Re: Rules for combining headers in a caching proxy...
Balint Nagy Endre (bne@carenet.hu)
Thu, 30 May 1996 05:20:47 +0200 (MET DST)
Robert S. Tau:
> Section 13.4.3 of draft 04-alpha-1 specifies a rule for how a cache
> should construct the headers of the response it sends its client when
> it has both a 304 Not Modified response from the origin server, and a
> confirmed-fresh entity body in the cache. The guts of the rule are:
>
> ... It uses the end-to-end headers from the incoming response,
> not from the cache entry ...
>
> ... the complete set of end-to-end headers received in the
> incoming response overrides all end-to-end headers stored with
> the cache entry.
>
> This rule *seems* to say that the cache should toss whatever headers
> it has cached, and replace that set in toto with whatever came in with
> the 304 (though I'm not quite sure this was actually the intention).
>
> In any case, the section on the 304 response itself (10.3.5) says that
> the origin server SHOULD only include headers which might be relevant
> to cache management; this seems to exclude headers like Content-type:
> which the ultimate client will probably require in order to deal
> properly with whatever entity it finally gets.
>
> FWIW, many existing HTTP/1.0 servers, including at least Apache and
> the Netscape-Communications/1.1 server I just probed at www.netscape.com,
> return very few headers with a 304 --- Content-type, for instance,
> being commonly omitted.

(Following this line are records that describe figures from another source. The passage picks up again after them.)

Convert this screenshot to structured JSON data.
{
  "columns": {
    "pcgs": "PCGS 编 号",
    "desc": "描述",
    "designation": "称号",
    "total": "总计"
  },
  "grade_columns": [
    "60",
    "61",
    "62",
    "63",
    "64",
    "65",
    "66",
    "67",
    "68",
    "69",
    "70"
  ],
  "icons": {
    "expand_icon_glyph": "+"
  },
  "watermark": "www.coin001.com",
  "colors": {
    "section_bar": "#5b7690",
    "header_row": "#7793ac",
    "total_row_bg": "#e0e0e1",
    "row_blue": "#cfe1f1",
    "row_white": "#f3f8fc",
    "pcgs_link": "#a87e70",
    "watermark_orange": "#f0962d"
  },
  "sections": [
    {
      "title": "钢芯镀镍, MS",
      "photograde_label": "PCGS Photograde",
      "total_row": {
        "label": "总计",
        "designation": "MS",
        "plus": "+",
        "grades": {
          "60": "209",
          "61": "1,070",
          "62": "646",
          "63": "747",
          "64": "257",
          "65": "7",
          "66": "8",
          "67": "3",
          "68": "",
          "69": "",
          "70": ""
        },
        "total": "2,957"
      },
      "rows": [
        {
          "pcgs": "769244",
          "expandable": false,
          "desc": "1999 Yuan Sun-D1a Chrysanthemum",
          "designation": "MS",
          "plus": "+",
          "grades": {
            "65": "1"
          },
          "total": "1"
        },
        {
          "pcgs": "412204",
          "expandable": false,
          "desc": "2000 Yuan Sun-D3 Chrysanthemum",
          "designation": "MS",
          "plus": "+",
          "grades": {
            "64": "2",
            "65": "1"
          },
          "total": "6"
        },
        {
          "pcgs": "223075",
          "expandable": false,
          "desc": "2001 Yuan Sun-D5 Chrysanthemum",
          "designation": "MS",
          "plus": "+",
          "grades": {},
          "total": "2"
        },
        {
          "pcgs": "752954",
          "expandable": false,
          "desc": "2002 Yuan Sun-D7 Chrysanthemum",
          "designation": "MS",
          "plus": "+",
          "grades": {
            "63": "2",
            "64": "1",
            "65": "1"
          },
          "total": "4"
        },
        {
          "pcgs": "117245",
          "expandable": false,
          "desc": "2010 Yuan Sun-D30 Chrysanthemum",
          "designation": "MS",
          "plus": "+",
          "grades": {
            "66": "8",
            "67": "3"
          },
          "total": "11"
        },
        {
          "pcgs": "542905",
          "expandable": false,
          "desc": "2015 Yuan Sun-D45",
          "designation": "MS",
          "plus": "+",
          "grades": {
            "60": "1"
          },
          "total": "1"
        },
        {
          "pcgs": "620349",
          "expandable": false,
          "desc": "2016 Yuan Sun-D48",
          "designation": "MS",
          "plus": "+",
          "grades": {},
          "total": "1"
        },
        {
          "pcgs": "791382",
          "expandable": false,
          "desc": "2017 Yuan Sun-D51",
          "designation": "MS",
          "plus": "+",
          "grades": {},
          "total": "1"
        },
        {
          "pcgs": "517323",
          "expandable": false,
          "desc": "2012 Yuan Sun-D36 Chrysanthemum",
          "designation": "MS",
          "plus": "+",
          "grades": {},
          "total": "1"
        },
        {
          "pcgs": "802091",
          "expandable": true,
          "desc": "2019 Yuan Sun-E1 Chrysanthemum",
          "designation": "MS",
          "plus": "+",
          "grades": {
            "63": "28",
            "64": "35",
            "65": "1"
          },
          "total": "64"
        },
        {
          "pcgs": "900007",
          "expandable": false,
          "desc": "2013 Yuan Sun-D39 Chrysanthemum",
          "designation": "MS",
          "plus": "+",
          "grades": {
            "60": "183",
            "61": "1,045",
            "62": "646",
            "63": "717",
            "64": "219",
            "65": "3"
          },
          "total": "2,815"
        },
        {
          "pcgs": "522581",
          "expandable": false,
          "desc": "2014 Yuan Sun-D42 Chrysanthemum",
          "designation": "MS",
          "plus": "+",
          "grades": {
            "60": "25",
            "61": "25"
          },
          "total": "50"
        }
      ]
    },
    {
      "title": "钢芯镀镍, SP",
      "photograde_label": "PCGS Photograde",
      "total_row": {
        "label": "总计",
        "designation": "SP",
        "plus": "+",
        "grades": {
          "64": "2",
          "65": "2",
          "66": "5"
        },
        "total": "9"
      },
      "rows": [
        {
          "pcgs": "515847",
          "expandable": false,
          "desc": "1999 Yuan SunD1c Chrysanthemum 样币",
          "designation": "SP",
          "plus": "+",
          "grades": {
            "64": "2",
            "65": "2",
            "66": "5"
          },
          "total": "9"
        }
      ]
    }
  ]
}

An HTTP/1.1 cache which sent only those
> headers received (perhaps as little as Server: and Date:) along with
> its cached entity-body probably would not be doing its clients a
> favor.
>
> If the intention of the text in 13.4.3 is that the response headers
> from the 304 should override any cached headers of the same type
> (e.g., the Content-Language supplied with the 304, *if received*,
> should override any previously cached Content-Language header or
> headers), it might be better to say something like the following
> (though it is admittedly wordier):
>
> When a cache makes a validating request to a server, and the server
> provides a 304 (Not Modified) response, the cache must construct a
> response to send to the requesting client. The cache uses the
> entity-body stored in the cache entry as the entity-body of the
> outgoing response. The entity-headers are formed as follows:
>
> If an end-to-end header was received with the 304 response, the
> cache MUST discard any existing cached header or headers of the same
> name, and replace them with the newly received headers. The cache
> retains all end-to-end headers which it has already cached, and which
> were not replaced by newer headers received with the 304 response.
> This new set of headers is then returned to the cache's client as
> the entity-headers of the outgoing response. The cache may add
> Warning headers (see section 14.45) to this set.
This is in sync with my understanding of the caching discussions,
and the only way to live with 1.0 servers.
I see no good reasons to handle 1.1 servers differently.